The station has four entrance/exit stairs that serve both platforms. Two are on the northwest corner of Broadway and 103rd Street and two are on the northeastern corner of the same intersection. A fifth, exit-only stair leads from the northbound platform to the southeastern corner of Broadway and 104th Street.

====Former station house====
There was a station house in the median of Broadway, just north of 103rd Street, which was designed by Heins & LaFarge and dated to the station's opening in 1904. It was built as one of several station houses on the original IRT; similar station houses were built at Atlantic Avenue, Bowling Green, Mott Avenue, 72nd Street, and 116th Street.

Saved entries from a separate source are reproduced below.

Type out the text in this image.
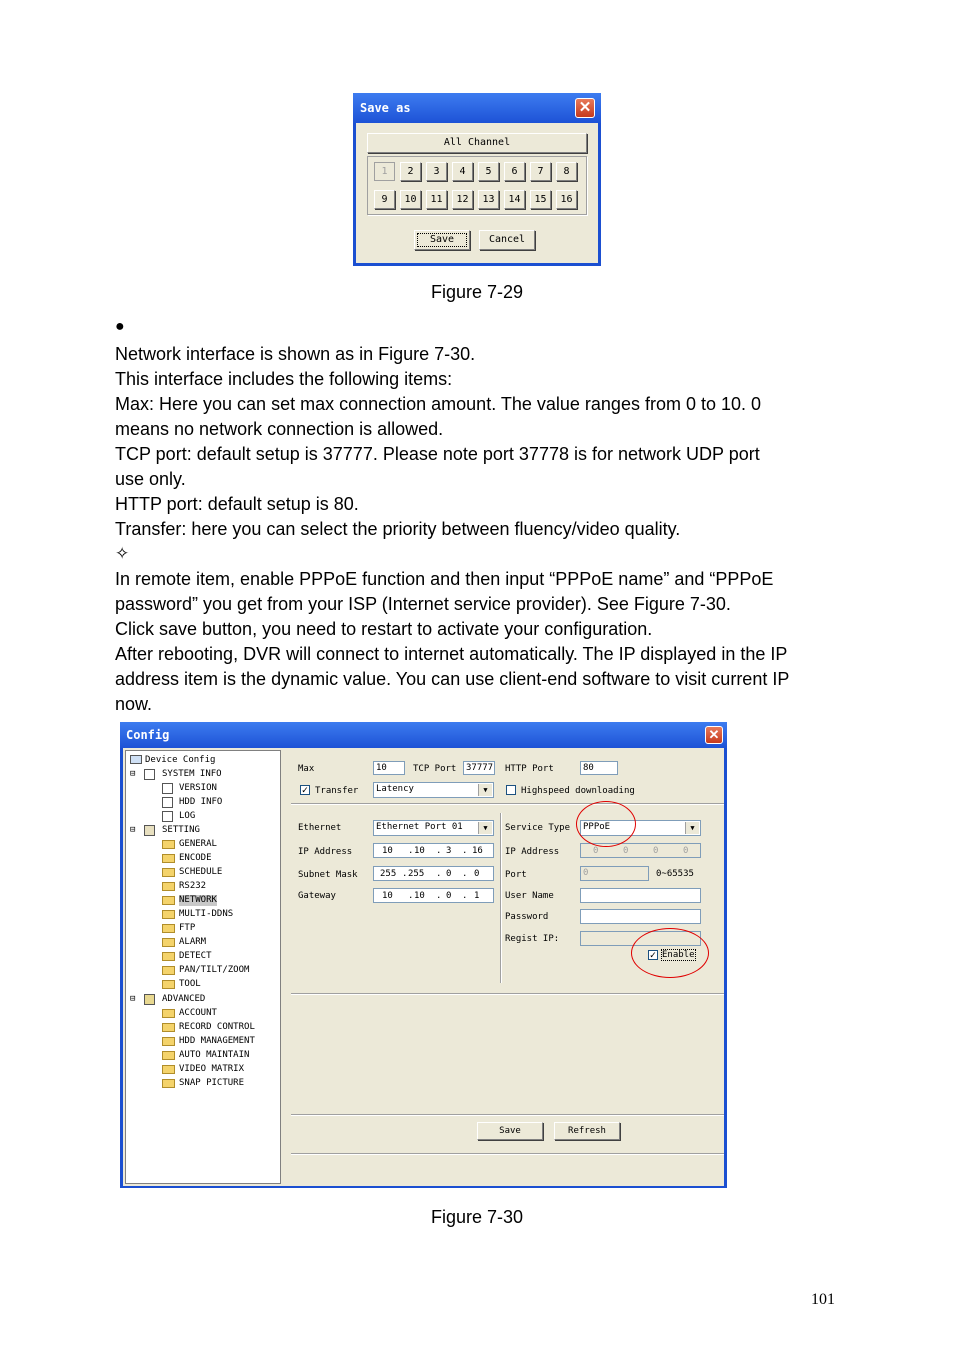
Save as	✕
All Channel
1	2	3	4	5	6	7	8
9	10	11	12	13	14	15	16
Save	Cancel
Figure 7-29
●
Network interface is shown as in Figure 7-30.
This interface includes the following items:
Max: Here you can set max connection amount. The value ranges from 0 to 10. 0
means no network connection is allowed.
TCP port: default setup is 37777. Please note port 37778 is for network UDP port
use only.
HTTP port: default setup is 80.
Transfer: here you can select the priority between fluency/video quality.
✧
In remote item, enable PPPoE function and then input “PPPoE name” and “PPPoE
password” you get from your ISP (Internet service provider). See Figure 7-30.
Click save button, you need to restart to activate your configuration.
After rebooting, DVR will connect to internet automatically. The IP displayed in the IP
address item is the dynamic value. You can use client-end software to visit current IP
now.
Config	✕
Device Config
⊟	SYSTEM INFO
VERSION
HDD INFO
LOG
⊟	SETTING
GENERAL
ENCODE
SCHEDULE
RS232
NETWORK
MULTI-DDNS
FTP
ALARM
DETECT
PAN/TILT/ZOOM
TOOL
⊟	ADVANCED
ACCOUNT
RECORD CONTROL
HDD MANAGEMENT
AUTO MAINTAIN
VIDEO MATRIX
SNAP PICTURE
Max	10	TCP Port	37777 HTTP Port	80
✓ Transfer	Latency	▼	Highspeed downloading
Ethernet	Ethernet Port 01	▼
IP Address	10 . 10 . 3 . 16
Subnet Mask 255 . 255 . 0 . 0
Gateway	10 . 10 . 0 . 1
Service Type	PPPoE	▼
IP Address	0	0	0	0
Port	0	0~65535
User Name
Password
Regist IP:
✓ Enable
Save	Refresh
Figure 7-30
101
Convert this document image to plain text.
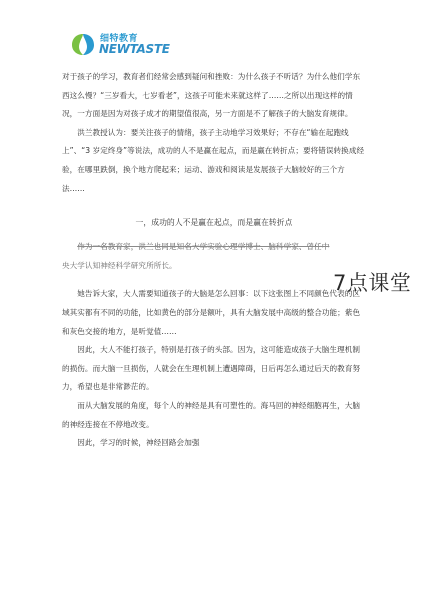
细特教育
NEWTASTE

对于孩子的学习，教育者们经常会感到疑问和挫败：为什么孩子不听话？为什么他们学东西这么慢？“三岁看大，七岁看老”，这孩子可能未来就这样了……之所以出现这样的情况，一方面是因为对孩子成才的期望值很高，另一方面是不了解孩子的大脑发育规律。

洪兰教授认为：要关注孩子的情绪，孩子主动地学习效果好；不存在“输在起跑线上”、“3 岁定终身”等说法，成功的人不是赢在起点，而是赢在转折点；要将错误转换成经验，在哪里跌倒，换个地方爬起来；运动、游戏和阅读是发展孩子大脑较好的三个方法……

一，成功的人不是赢在起点，而是赢在转折点

作为一名教育家，洪兰也同是知名大学实验心理学博士、脑科学家、曾任中

央大学认知神经科学研究所所长。

她告诉大家，大人需要知道孩子的大脑是怎么回事：以下这张图上不同颜色代表的区域其实都有不同的功能，比如黄色的部分是额叶，具有大脑发展中高级的整合功能；紫色和灰色交接的地方，是听觉值……

因此，大人不能打孩子，特别是打孩子的头部。因为，这可能造成孩子大脑生理机制的损伤。而大脑一旦损伤，人就会在生理机制上遭遇障碍，日后再怎么通过后天的教育努力，希望也是非常渺茫的。

而从大脑发展的角度，每个人的神经是具有可塑性的。海马回的神经细胞再生，大脑的神经连接在不停地改变。

因此，学习的时候，神经回路会加强

7点课堂
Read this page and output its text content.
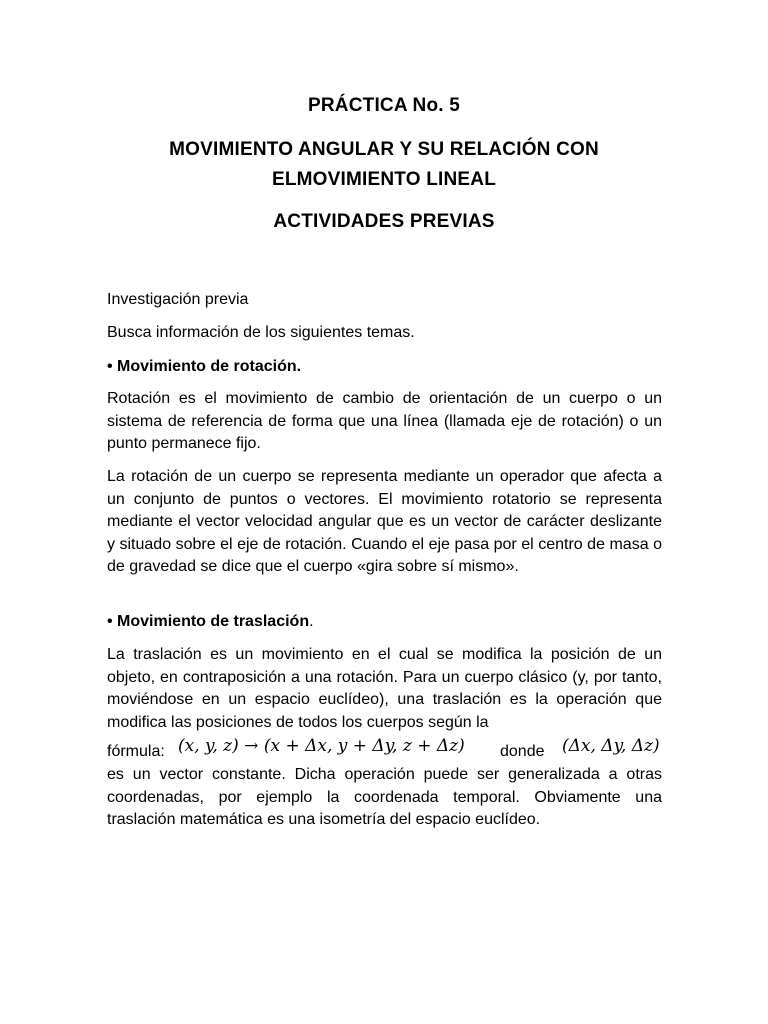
PRÁCTICA No. 5
MOVIMIENTO ANGULAR Y SU RELACIÓN CON
ELMOVIMIENTO LINEAL
ACTIVIDADES PREVIAS
Investigación previa
Busca información de los siguientes temas.
• Movimiento de rotación.
Rotación es el movimiento de cambio de orientación de un cuerpo o un sistema de referencia de forma que una línea (llamada eje de rotación) o un punto permanece fijo.
La rotación de un cuerpo se representa mediante un operador que afecta a un conjunto de puntos o vectores. El movimiento rotatorio se representa mediante el vector velocidad angular que es un vector de carácter deslizante y situado sobre el eje de rotación. Cuando el eje pasa por el centro de masa o de gravedad se dice que el cuerpo «gira sobre sí mismo».
• Movimiento de traslación.
La traslación es un movimiento en el cual se modifica la posición de un objeto, en contraposición a una rotación. Para un cuerpo clásico (y, por tanto, moviéndose en un espacio euclídeo), una traslación es la operación que modifica las posiciones de todos los cuerpos según la
fórmula: (x, y, z) → (x + Δx, y + Δy, z + Δz) donde (Δx, Δy, Δz)
es un vector constante. Dicha operación puede ser generalizada a otras coordenadas, por ejemplo la coordenada temporal. Obviamente una traslación matemática es una isometría del espacio euclídeo.
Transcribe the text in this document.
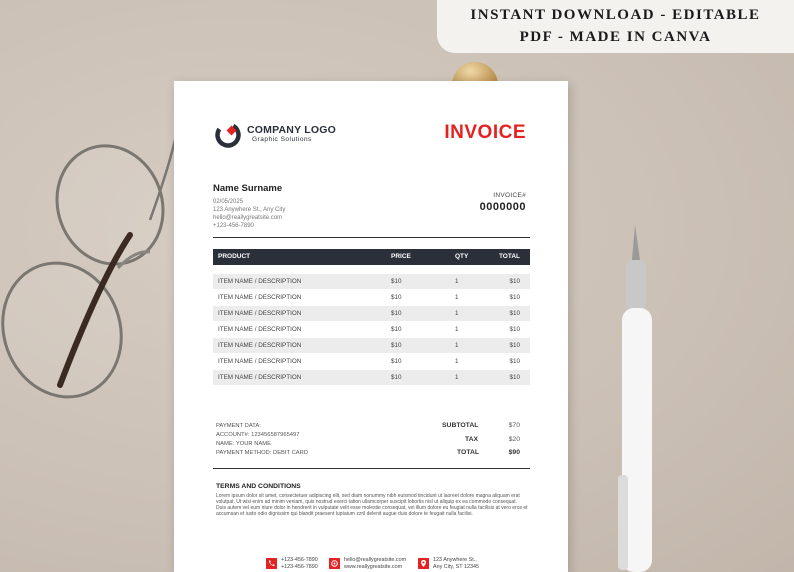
INSTANT DOWNLOAD - EDITABLE
PDF - MADE IN CANVA
COMPANY LOGO
Graphic Solutions	INVOICE
Name Surname
02/05/2025
123 Anywhere St., Any City
hello@reallygreatsite.com
+123-456-7890
INVOICE#
0000000
PRODUCT	PRICE	QTY	TOTAL
ITEM NAME / DESCRIPTION	$10	1	$10
ITEM NAME / DESCRIPTION	$10	1	$10
ITEM NAME / DESCRIPTION	$10	1	$10
ITEM NAME / DESCRIPTION	$10	1	$10
ITEM NAME / DESCRIPTION	$10	1	$10
ITEM NAME / DESCRIPTION	$10	1	$10
ITEM NAME / DESCRIPTION	$10	1	$10
PAYMENT DATA:
ACCOUNT#: 123456587965497
NAME: YOUR NAME
PAYMENT METHOD: DEBIT CARD
SUBTOTAL	$70
TAX	$20
TOTAL	$90
TERMS AND CONDITIONS
Lorem ipsum dolor sit amet, consectetuer adipiscing elit, sed diam nonummy nibh euismod tincidunt ut laoreet dolore magna aliquam erat volutpat. Ut wisi enim ad minim veniam, quis nostrud exerci tation ullamcorper suscipit lobortis nisl ut aliquip ex ea commodo consequat. Duis autem vel eum iriure dolor in hendrerit in vulputate velit esse molestie consequat, vel illum dolore eu feugiat nulla facilisis at vero eros et accumsan et iusto odio dignissim qui blandit praesent luptatum zzril delenit augue duis dolore te feugait nulla facilisi.
+123-456-7890
+123-456-7890
hello@reallygreatsite.com
www.reallygreatsite.com
123 Anywhere St.,
Any City, ST 12345
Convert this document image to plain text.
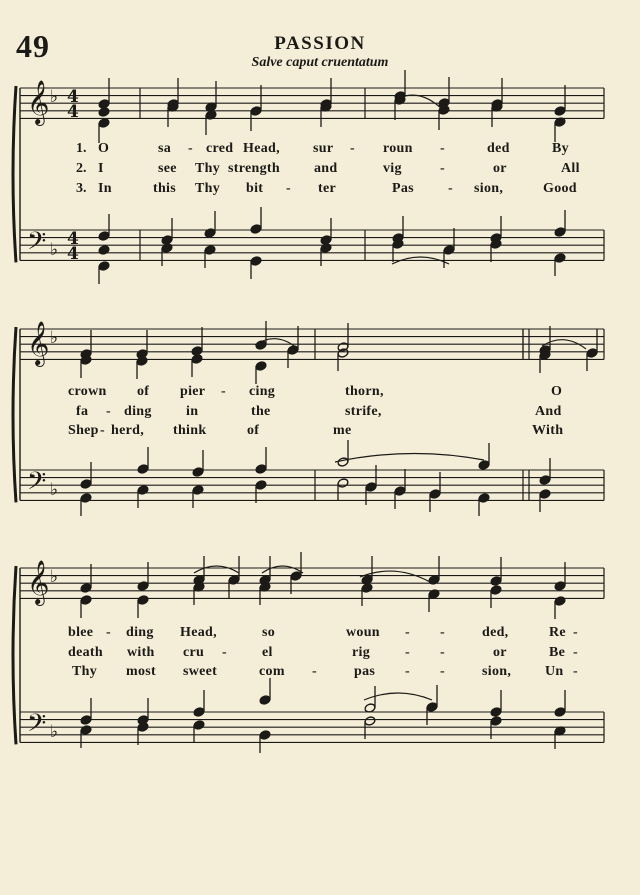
49	PASSION
Salve caput cruentatum
𝄞
𝄢
♭
♭
4
4
4
4
𝄞
𝄢
♭
♭
𝄞
𝄢
♭
♭
1.
2.
3.
O	sa - cred Head, sur - roun -	ded	By
I	see Thy strength and	vig	-	or	All
In	this Thy bit - ter	Pas - sion,	Good
crown of pier - cing	thorn,	O
fa - ding in	the	strife,	And
Shep - herd, think	of	me	With
blee - ding Head,	so	woun - -	ded,	Re -
death with cru -	el	rig - -	or	Be -
Thy most sweet	com -	pas - -	sion, Un -
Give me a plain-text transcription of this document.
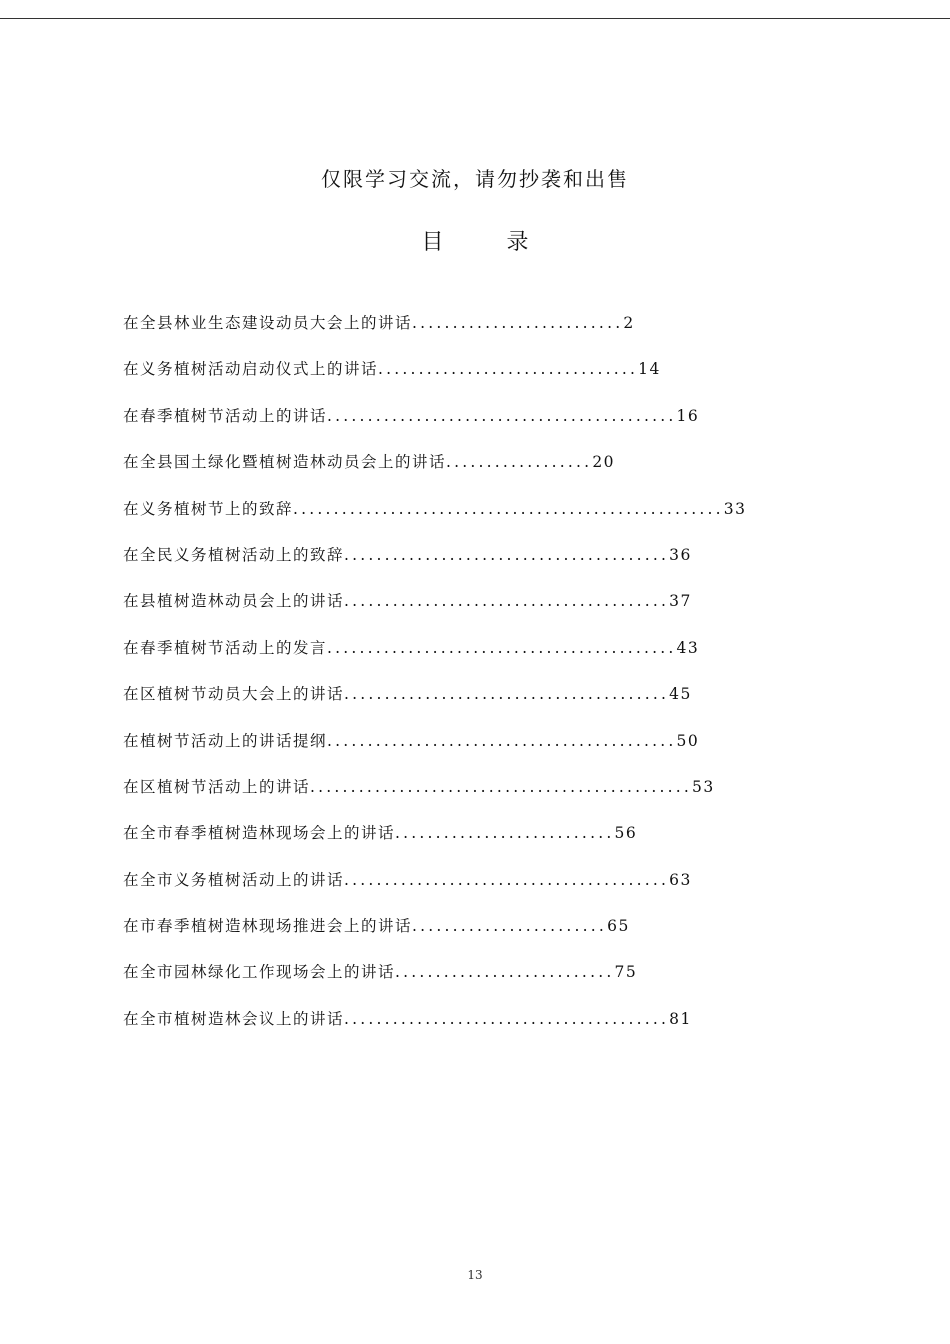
仅限学习交流，请勿抄袭和出售
目 录
在全县林业生态建设动员大会上的讲话..........................2
在义务植树活动启动仪式上的讲话................................14
在春季植树节活动上的讲话...........................................16
在全县国土绿化暨植树造林动员会上的讲话..................20
在义务植树节上的致辞.....................................................33
在全民义务植树活动上的致辞........................................36
在县植树造林动员会上的讲话........................................37
在春季植树节活动上的发言...........................................43
在区植树节动员大会上的讲话........................................45
在植树节活动上的讲话提纲...........................................50
在区植树节活动上的讲话...............................................53
在全市春季植树造林现场会上的讲话...........................56
在全市义务植树活动上的讲话........................................63
在市春季植树造林现场推进会上的讲话........................65
在全市园林绿化工作现场会上的讲话...........................75
在全市植树造林会议上的讲话........................................81
13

The station house, which was identical to one at 116th Street, occupied an area of 50 by 20 ft. The one-story station house contained exterior walls made of buff brick, with a foundation made of granite blocks. A limestone string course ran atop the exterior wall. At the corners of the station house were limestone quoins, which supported a copper-and-terracotta gable roof facing west and east. The ridge of the station house's roof was a skylight made of glass and metal. The doorways were centrally located on the north and south walls of the station house, topped by terracotta finials and a rounded gable. There were terracotta crosses on each rounded gable with the number "103" embossed onto them. Above the doorway was a pediment and an arched window made of glass and wrought iron. It was closed and demolished after 1969.